2011 Salary: $18.5 million
2011 Stats: .300/22/84
Turning 35 next April, Carlos Beltran is the resident gray beard on this list. And because of that he may find it difficult finding a contract longer than two years or more than $8 million per.
However, a switch-hitting outfielder who could platoon with Reddick in right and DH to keep his legs fresh could be an intriguing option for Boston.
This is assuming Beltran would even agree to DH as a condition of signing with the Red Sox. If it means a serious chance at finally winning a World Series, he may decide it's worth it.
Age: 35 (as of Wednesday, October 19th)
2011 Salary: $16 million
2011 Stats: .338/11/106
For this to happen there are a lot of factors that would need to fall in to place.

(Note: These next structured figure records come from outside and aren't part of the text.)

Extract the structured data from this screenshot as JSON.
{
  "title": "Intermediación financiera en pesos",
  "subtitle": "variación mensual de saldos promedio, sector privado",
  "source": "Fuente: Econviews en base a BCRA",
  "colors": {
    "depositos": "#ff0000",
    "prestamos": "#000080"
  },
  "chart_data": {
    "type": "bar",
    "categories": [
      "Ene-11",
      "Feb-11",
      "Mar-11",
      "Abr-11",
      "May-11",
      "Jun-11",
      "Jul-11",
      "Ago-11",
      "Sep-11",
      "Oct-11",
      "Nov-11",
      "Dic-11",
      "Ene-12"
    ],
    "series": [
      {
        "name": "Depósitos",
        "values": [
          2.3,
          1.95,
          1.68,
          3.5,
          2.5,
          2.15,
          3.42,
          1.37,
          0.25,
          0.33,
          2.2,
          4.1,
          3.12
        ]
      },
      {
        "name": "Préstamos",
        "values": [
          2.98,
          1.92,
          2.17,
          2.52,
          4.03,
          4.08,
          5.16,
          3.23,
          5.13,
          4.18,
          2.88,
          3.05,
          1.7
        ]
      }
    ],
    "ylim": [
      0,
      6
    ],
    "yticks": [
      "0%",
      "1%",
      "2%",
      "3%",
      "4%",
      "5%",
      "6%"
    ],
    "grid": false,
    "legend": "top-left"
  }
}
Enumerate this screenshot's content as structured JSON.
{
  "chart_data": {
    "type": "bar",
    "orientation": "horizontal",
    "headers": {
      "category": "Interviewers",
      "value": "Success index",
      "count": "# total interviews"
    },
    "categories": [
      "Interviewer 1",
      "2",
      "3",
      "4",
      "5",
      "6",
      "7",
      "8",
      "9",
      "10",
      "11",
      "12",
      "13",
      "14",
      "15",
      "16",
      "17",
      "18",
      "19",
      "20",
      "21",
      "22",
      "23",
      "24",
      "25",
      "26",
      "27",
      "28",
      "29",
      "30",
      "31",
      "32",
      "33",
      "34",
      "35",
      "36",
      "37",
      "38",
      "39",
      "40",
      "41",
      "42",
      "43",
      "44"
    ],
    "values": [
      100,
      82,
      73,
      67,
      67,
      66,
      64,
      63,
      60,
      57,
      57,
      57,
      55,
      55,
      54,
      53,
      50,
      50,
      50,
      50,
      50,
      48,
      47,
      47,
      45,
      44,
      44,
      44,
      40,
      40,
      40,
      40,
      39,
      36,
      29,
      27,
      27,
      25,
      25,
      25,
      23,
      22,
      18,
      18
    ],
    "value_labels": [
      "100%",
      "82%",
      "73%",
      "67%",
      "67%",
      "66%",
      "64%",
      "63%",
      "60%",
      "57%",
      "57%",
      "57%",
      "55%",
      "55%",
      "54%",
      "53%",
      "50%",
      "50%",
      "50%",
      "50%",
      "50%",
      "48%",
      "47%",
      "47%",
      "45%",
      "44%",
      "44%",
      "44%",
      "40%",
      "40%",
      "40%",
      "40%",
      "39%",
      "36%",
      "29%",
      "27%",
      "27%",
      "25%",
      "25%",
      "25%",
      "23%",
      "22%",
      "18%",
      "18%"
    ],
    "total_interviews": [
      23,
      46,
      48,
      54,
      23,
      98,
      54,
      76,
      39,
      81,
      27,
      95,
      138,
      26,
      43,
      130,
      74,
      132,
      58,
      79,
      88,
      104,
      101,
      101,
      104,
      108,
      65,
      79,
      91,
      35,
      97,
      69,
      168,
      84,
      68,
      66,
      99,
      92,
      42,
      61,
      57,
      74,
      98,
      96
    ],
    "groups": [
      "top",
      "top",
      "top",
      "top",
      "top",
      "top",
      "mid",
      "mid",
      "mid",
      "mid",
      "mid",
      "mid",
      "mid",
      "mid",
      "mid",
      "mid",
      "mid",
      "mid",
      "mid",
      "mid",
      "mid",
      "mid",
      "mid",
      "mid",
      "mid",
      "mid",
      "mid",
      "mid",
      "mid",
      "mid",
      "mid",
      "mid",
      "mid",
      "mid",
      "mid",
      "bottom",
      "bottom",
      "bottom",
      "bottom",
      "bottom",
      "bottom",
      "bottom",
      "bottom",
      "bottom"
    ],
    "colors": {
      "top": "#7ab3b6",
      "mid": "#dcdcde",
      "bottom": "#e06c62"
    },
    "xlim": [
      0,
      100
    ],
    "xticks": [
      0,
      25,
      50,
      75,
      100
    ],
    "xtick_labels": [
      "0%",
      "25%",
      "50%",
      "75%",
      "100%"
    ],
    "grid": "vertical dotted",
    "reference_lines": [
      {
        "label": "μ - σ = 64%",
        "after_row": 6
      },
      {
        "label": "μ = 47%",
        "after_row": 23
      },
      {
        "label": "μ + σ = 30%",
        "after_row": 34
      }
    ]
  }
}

First, Michael Young's contract is somewhat complicated with his limited no-trade clause and 10-5 rights. Included in this is the list he submitted to the Rangers of the eight teams he OK'd as trade destinations.
Boston is not one of them.
Second, the outcome of the World Series may weigh heavily on his decision if presented with a trade.
Third, staff ace CJ Wilson is the crown jewel of the free agent pitchers. If he stays, regardless of the World Series result, Young may wish to stay as well.
Fourth, what will be the Rangers' demands? Is Boston willing to give up a player like Josh Reddick? They may.
Young is a career .304 hitter who still possesses a great infield glove (although not at the Gold Glove level he once had) which provides some great defensive flexibility late in games.
2011 Salary: $600,000
2011 Stats: .330/5/15 (in 47 games)
The rumor mill is churning with Joey Votto trade talk but unless Boston is willing to relinquish Anthony Renaudo, Josh Redick, Kolbrin Vitek and a legit current roster player, the Canadian slugger will not be plying his trade for the Red Sox.
However, Votto's understudy Yonder Alonso may prove to be a much cheaper option (Reddick to start plus one more player), and potentially just as productive.
The 24-year-old phenom possesses incredible power with a highly advanced batting eye that may remind some Boston fans of current first baseman Adrian Gonzales.
Alonso can also play a bit of outfield so it's possible for him to rotate with Gonzo at first and Darnell McDonald in the outfield to maintain roster flexibility.
This is just the type of move a new GM might want to make to announce his arrival.
2011 Salary: $12 million ($12M next year and $13.5M in 2013)
2011 Stats: .300/31/105
The Chicago White Sox are currently undergoing a mini-rebuild and Paul Konerko is the kind of aging veteran that may fetch a nice cache of young players.
Besides, Dayan Viciedo is the future at first base for the Pale Sox so moving Konerko is both realistic and pragmatic.
Boston provides Konerko with a significantly better shot at winning another World Series and he might find the prospect of hitting at Fenway 81 times a year (he's a righty) too enticing to refuse a deal to Beantown.